A federal judge has cleared the way for $71 million in ETH linked to the North Korea hack of Axie Infinity's Ronin bridge to be transferred into the Aave protocol, in a ruling that's equal parts legal progress and ongoing headache. The funds aren't free — they carry a court-ordered freeze wherever they go.

Background: the hack that started it all

In March 2022, the Ronin bridge used by Axie Infinity was drained of $625 million in one of the largest crypto exploits ever recorded. The U.S. government attributed the attack to Lazarus Group, North Korea's state-sponsored hacking outfit. A portion of those stolen funds eventually made their way through Arbitrum, where they became locked inside smart contracts connected to Aave — frozen in legal limbo while the courts figured out what to do next.

What Judge Garnett actually decided

Judge Margaret Garnett of the Southern District of New York authorized the transfer of roughly $71 million in ETH sitting on Arbitrum into the Aave protocol. The assets had been stuck inside exploit-related contracts, unable to move without judicial sign-off. The ruling comes while terrorism plaintiffs — individuals claiming harm from attacks allegedly financed by North Korean crypto proceeds — maintain an active legal claim over those exact assets. The key detail: the legal freeze follows the funds, meaning Aave receives them but doesn't get to touch them freely.

What this ruling actually means

This is a partial and somewhat awkward win for everyone involved. Aave gets the assets back inside its protocol, which technically improves system health, but they arrive with a legal tag that doesn't come off. For the terrorism plaintiffs, the ruling keeps their claim alive without putting money in their hands yet. The real provisional winner here is the U.S. court system, which just demonstrated it can assert jurisdiction over assets sitting on a Layer 2 blockchain — something that wasn't obvious a few years ago.

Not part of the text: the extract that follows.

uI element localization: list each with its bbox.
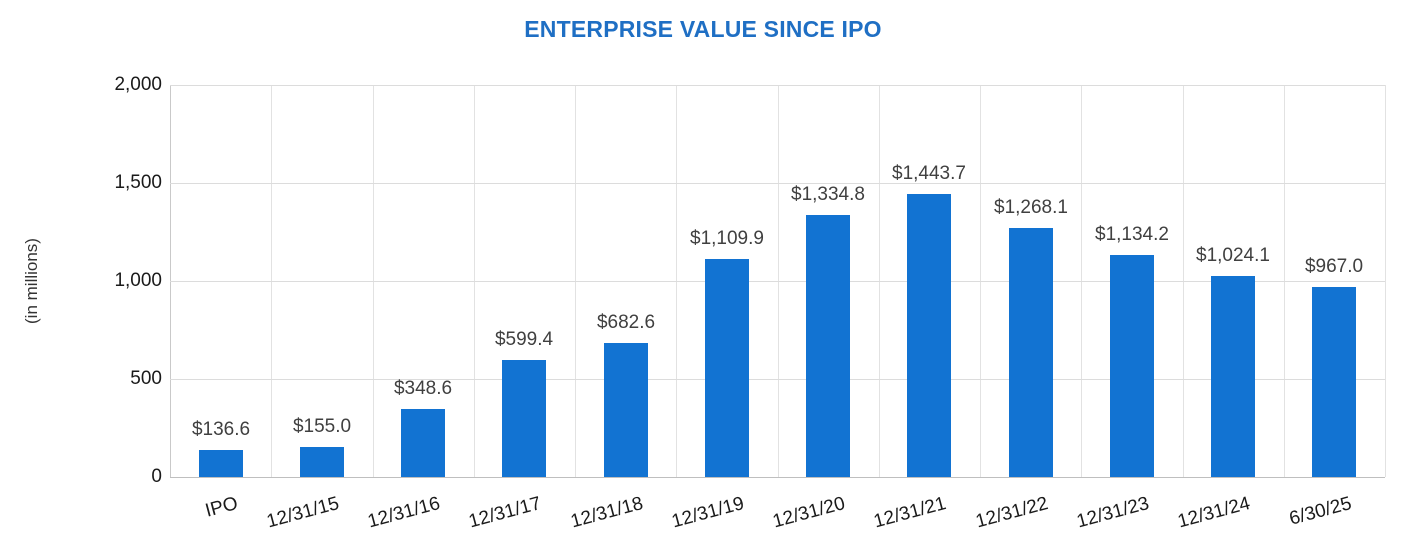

What comes next for Aave and DeFi

This case sets an uncomfortable precedent for the broader DeFi ecosystem: assets deposited into a decentralized protocol can still be subject to binding court orders. For Aave, the challenge is now both operational and reputational — how does a supposedly decentralized protocol manage assets that a judge can freeze at any moment? At the industry level, this reinforces that crypto regulation isn't a future threat to plan for; it's a present reality already shaping how protocols must be built and governed.

The question nobody in DeFi wants to answer out loud: can a truly decentralized protocol comply with court orders without fundamentally breaking what it is?